Et cette eau agricole sera utilisée à bon escient grâce à un système d’irrigation au goutte-à-goutte. En effet, la deuxième tranche de travaux a permis d’équiper 40 hectares de parcelles avec 230 km de conduites à travers desquelles circule l’eau. Cela concerne 84 agriculteurs qui ont accepté de s’équiper pour irriguer leur parcelle de façon raisonnée. Un investissement de l’ordre de 650 000 francs par hectare, mais qui peut faire l’objet d’une aide de la Province. Avec ces conduites et un système d’électrovannes, les agriculteurs maîtrisent désormais leur consommation et peuvent également injecter des engrais qui seront distillés progressivement. « Avec ce système, on peut faire des économies d’eau de 20 à 25 %. Et cela évite aussi de faire des épandages massifs d’engrais. C’est idéal », explique Eric Fillinger, technicien à la Cellule hydraulique de la Province Nord. Et les résultats semblent au rendez-vous car déjà chez certains agriculteurs, des régimes de bananes quelque 50 kilos ont été récoltés suite à la mise en place de ce dispositif. Et ce dernier convient à toutes les cultures puisqu’il a été dimensionné pour la banane qui est particulièrement consommatrice en eau.
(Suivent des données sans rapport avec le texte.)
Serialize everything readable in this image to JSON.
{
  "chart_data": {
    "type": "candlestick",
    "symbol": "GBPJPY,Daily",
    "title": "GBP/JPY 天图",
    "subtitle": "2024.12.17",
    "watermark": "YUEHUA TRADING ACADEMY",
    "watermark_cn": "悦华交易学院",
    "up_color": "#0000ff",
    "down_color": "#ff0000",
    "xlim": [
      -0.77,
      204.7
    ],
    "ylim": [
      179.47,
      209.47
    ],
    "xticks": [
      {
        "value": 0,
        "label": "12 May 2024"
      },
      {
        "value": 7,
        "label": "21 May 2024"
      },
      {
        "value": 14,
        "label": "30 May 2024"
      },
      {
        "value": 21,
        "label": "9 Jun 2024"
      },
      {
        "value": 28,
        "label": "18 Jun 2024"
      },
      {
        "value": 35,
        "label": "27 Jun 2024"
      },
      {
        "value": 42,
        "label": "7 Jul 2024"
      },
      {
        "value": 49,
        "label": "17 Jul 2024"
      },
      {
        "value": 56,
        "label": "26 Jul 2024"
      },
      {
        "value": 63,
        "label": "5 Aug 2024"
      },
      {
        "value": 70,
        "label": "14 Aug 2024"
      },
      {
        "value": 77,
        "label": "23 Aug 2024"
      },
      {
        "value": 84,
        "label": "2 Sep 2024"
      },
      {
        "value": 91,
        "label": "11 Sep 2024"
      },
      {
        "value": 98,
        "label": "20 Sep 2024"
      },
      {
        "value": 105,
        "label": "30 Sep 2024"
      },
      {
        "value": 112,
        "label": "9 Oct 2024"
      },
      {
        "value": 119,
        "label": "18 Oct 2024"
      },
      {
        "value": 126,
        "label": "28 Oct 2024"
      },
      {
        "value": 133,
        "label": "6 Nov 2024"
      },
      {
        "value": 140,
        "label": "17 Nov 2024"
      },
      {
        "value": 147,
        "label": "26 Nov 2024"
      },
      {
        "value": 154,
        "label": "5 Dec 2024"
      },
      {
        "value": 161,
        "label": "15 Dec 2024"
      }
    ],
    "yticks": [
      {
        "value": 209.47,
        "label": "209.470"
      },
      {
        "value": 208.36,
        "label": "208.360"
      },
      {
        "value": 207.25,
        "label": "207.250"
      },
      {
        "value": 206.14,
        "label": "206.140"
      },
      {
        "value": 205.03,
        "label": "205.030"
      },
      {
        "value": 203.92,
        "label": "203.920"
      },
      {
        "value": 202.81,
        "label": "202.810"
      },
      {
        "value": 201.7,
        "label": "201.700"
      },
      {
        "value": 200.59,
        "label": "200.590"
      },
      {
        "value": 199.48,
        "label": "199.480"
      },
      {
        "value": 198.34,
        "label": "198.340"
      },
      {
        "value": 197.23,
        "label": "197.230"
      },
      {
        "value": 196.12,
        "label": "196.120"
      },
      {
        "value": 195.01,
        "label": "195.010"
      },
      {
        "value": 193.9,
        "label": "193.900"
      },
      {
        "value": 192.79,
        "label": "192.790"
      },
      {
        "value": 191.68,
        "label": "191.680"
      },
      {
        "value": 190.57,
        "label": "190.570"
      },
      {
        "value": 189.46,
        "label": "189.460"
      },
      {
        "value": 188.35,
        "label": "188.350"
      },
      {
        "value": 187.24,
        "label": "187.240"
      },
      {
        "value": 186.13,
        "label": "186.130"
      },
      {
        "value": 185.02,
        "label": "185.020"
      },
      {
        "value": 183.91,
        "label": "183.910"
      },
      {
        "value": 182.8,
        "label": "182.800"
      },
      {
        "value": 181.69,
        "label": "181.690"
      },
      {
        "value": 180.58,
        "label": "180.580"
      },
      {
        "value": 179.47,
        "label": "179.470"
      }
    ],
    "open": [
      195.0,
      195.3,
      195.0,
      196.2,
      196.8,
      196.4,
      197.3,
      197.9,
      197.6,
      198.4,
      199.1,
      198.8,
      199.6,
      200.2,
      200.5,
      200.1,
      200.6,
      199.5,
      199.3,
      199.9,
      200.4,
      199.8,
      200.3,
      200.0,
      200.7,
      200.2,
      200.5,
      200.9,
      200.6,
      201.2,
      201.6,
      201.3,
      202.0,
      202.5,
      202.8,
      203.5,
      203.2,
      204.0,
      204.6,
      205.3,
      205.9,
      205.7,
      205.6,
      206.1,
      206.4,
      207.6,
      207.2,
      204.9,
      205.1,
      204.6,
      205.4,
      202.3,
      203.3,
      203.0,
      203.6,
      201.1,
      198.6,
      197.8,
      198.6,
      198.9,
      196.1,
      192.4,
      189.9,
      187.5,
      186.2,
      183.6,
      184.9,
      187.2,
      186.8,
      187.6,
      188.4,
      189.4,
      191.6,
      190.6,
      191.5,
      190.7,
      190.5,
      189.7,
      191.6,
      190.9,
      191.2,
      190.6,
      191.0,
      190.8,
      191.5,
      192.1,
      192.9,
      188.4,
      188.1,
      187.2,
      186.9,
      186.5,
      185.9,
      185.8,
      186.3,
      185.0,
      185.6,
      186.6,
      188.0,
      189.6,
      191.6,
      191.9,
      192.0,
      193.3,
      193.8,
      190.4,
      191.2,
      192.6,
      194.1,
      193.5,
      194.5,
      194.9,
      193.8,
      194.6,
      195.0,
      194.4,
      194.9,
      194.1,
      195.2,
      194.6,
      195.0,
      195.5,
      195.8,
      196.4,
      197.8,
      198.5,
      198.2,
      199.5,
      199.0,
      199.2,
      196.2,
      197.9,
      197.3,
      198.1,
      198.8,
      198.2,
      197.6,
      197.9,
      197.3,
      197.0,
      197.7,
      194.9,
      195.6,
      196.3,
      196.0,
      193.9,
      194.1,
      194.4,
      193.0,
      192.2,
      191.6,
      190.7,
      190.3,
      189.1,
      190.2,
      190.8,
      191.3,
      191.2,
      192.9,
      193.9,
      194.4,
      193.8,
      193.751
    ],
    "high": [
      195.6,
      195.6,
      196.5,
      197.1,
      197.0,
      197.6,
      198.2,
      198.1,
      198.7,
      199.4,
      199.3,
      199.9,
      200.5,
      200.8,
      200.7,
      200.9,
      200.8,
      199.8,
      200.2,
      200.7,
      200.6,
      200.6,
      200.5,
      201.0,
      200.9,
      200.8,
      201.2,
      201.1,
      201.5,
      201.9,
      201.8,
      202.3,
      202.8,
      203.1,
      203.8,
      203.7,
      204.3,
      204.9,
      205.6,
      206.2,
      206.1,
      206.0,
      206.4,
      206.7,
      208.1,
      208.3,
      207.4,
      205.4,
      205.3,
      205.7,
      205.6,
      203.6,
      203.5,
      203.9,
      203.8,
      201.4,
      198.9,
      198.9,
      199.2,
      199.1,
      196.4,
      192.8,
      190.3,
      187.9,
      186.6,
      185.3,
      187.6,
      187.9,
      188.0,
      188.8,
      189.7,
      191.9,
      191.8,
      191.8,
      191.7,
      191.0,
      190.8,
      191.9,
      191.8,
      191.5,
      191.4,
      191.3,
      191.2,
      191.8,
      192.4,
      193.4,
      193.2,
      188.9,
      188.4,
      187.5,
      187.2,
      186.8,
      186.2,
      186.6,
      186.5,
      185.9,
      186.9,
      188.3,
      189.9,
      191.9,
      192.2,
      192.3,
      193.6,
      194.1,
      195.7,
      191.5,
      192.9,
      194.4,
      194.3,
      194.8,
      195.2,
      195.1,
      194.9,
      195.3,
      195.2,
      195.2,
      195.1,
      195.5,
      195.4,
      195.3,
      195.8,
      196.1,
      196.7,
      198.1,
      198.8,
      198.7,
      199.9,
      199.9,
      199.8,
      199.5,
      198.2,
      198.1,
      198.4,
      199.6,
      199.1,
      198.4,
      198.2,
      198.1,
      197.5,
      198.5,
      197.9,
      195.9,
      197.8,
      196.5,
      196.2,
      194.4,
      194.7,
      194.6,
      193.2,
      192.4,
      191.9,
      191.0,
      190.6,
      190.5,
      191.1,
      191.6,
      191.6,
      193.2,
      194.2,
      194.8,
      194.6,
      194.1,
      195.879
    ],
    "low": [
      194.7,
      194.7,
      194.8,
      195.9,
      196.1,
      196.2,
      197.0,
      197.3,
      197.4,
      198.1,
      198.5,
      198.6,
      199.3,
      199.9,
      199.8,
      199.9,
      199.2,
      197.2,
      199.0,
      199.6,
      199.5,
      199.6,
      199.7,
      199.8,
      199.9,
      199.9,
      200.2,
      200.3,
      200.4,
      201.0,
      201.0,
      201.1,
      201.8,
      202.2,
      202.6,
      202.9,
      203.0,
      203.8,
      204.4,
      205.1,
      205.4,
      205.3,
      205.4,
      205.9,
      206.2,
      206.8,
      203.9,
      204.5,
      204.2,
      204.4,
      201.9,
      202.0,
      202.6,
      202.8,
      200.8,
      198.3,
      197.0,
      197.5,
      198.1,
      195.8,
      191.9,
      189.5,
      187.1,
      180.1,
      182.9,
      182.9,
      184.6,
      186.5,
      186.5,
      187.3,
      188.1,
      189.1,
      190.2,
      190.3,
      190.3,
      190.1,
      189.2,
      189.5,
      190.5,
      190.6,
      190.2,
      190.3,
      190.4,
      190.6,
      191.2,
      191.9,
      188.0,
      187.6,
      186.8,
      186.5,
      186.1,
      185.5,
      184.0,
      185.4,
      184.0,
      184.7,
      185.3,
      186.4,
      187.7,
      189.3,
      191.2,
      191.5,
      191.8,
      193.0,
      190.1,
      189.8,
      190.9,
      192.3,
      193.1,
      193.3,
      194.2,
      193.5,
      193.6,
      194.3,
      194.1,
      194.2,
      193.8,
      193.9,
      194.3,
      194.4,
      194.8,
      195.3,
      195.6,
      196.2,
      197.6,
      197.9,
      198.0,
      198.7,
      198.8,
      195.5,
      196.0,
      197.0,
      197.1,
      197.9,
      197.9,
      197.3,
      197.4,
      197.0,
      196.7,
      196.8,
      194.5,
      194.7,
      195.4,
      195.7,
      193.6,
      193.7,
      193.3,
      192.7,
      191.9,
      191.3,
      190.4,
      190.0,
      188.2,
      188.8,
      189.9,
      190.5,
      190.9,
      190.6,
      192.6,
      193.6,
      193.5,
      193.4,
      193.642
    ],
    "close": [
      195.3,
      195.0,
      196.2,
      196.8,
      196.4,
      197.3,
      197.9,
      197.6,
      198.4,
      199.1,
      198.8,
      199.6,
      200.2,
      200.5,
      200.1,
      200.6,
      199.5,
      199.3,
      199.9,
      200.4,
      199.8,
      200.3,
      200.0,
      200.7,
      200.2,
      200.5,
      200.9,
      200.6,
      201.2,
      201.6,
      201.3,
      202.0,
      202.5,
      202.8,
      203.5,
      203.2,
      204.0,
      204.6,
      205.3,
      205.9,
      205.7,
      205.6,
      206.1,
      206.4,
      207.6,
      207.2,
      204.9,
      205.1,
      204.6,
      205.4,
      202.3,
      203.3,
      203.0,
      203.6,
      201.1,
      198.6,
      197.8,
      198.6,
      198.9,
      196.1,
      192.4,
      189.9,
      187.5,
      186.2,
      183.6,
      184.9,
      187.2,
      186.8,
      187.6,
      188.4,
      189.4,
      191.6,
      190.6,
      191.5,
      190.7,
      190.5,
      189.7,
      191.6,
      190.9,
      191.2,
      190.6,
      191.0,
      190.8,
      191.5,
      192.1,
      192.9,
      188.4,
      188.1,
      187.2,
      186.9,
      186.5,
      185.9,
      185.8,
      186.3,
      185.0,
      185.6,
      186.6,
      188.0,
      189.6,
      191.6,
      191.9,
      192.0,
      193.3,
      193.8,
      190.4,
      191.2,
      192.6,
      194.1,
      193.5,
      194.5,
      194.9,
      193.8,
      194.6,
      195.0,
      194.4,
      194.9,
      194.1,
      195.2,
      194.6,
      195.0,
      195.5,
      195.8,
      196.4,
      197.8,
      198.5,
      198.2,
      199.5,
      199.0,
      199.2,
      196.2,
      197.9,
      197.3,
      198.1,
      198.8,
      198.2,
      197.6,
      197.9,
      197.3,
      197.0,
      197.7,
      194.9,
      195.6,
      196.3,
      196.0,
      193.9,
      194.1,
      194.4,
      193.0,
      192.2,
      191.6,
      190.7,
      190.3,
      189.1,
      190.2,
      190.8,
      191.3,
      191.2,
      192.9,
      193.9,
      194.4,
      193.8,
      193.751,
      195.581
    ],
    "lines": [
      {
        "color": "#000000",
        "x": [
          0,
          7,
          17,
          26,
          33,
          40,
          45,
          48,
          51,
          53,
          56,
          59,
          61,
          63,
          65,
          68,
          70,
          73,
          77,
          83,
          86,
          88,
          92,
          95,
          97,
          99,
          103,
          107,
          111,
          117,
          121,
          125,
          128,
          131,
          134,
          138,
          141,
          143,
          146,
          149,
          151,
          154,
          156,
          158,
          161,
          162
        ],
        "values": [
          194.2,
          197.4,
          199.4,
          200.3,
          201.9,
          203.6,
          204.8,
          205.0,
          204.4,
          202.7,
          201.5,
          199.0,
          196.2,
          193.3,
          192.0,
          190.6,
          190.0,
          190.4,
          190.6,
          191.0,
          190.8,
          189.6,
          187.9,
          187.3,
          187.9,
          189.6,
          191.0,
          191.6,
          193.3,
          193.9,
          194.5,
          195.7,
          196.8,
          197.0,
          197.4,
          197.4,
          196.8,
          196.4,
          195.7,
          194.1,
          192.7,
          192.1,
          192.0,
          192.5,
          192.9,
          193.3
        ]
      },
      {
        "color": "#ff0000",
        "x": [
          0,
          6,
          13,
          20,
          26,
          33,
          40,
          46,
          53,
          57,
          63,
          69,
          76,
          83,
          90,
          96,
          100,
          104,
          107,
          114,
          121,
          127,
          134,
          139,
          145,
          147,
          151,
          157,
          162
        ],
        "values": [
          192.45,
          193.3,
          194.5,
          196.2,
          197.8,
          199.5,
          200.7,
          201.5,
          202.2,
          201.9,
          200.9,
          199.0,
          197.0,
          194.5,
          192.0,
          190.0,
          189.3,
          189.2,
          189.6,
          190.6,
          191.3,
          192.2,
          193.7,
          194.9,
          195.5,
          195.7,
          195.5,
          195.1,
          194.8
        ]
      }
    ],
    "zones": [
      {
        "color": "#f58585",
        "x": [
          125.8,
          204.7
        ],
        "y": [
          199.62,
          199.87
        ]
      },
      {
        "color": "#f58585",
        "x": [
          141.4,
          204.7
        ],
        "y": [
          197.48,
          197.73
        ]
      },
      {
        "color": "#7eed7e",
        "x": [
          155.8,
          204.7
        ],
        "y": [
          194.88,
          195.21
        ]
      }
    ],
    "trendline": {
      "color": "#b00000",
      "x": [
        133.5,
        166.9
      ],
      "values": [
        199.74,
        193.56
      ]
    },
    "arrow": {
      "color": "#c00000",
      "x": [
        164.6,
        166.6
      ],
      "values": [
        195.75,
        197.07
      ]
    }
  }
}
Ce faisant, c’est une petite révolution qui s’est progressivement opérée sur la commune. « On avait une eau déficitaire, de piètre qualité en saison des pluies et gratuite, témoigne Fernand Martin, président de l’Association des Utilisateurs d’Eau Agricole de Ouégoa (AUEA). Aujourd’hui, nous avons une eau de qualité, en quantité et surtout payante. » En effet, un an de facturation à blanc, l’eau, au forfait, est devenue payante selon la consommation, à partir du 1er janvier dernier. C’est une pilule qu’il a fallu faire avaler, mais c’était une des conditions sine qua none pour que tous les usagers se responsabilisent et partagent mieux la ressource. « Nous avons remarqué que 25 % des gens consommaient 75 % de l’eau !, s’étonne encore Roger Avril. Alors nous avons prévu des tarifs adaptés à la consommation des ménages, mais dissuasifs pour les gaspilleurs. » Même chose chez les agriculteurs : leur facture annuelle s’élève à quelque 100 000 francs par hectare.

Henriette Hmae, à la tête de la mairie de Poum, était présente à la journée d’inauguration du réseau collectif agricole pour voir comment l’ensemble du dispositif a été mis en place. Sur sa commune, elle est également confrontée à des problèmes d’approvisionnement qui génèrent en conflits d’usage. « Ce qui m’intéresse, c’est la campagne de sensibilisation qui a été menée auprès des usagers. Nous ne pouvons compter que sur le captage sur le massif de Poum. Et toutes nos conduites datent d’une autre époque. Il faut les remplacer. » En attendant, à Ouégoa, le réseau collectif va continuer de se bonifier, notamment sur Bondé. Prochaine étape : renforcer l’adduction d’eau à partir de la Paala et améliorer le réseau de distribution.

Tarification AEP :

Catégorie de consommation trimestrielle Prix du m3 (en francs)
0 à 100 10 
100 à 200 20
200 et plus 40

Ouvrages réalisés :

Tranche 1 (réseau mixte AEP/agricole) :

1 tranchée drainante dans la rivière Waredi

1 station de pompage équipée de 3 pompes d’une capacité de 200m3/h

2 réservoirs de 350 m3

9,2 kilomètres de conduites pour acheminer la ressource au village

Tranche 2 (réseau agricole) :

5,7 kilomètres de conduites pour desservir Paraoua, Fern Hill, Balagam et le village

90 branchements d’irrigation

Photo : A. P.

De l’eau pour tous, Nord Infos, janvier 2013, p. 26-28.